Cavanaugh v. Bartelt, Case No. 4:14-CV-3183 (D.Neb. Apr. 12, 2016)
SENTENCE REFORM: ALL QUIET ON THE CONGRESSIONAL FRONT
After the prior week’s frenzy surrounding the announcement of a revised Sentencing Reform and Corrections Act, Congress seems to have taken the first week of May off to catch its breath. Nothing happened legislatively last week on either S. 2123 or H.R. 3713.
The website Real Clear Politics reported that “time is running out for Congress to act this year, with a shortened calendar and long breaks during the summer and fall for campaigning. Still, there was confidence last week among supportive senators, who unveiled new changes to legislation intended to increase support among Republicans, that the measure could be finished this year.”

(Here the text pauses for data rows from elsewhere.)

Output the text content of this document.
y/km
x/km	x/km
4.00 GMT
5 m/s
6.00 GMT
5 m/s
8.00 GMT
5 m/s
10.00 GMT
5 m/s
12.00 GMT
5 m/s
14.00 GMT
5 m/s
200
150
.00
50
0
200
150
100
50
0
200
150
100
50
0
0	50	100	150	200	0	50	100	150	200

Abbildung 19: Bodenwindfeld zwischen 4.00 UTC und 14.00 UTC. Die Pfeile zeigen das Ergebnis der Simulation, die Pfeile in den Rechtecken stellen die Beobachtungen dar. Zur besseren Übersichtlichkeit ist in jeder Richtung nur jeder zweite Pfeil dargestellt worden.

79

Others were not so upbeat. A liberal-leaning writer for website Politic365 asked last week “will Senate Majority Mitch McConnell move… S. 2123… against the backdrop of a Republican race that could possibly become a monstrous failure for the Republican Party? “Six target seats just turned into twelve target seats,” said NBC’s Chuck Todd today. That alone should turn Team Mitch into a pillar of salt regarding moving forward on Grassley’s bill.”
It does not contribute to S. 2123’s chances of passage that likely Republican presidential nominee Donald Trump has said that the real victims are the police, who, he insists, “have been treated horribly.”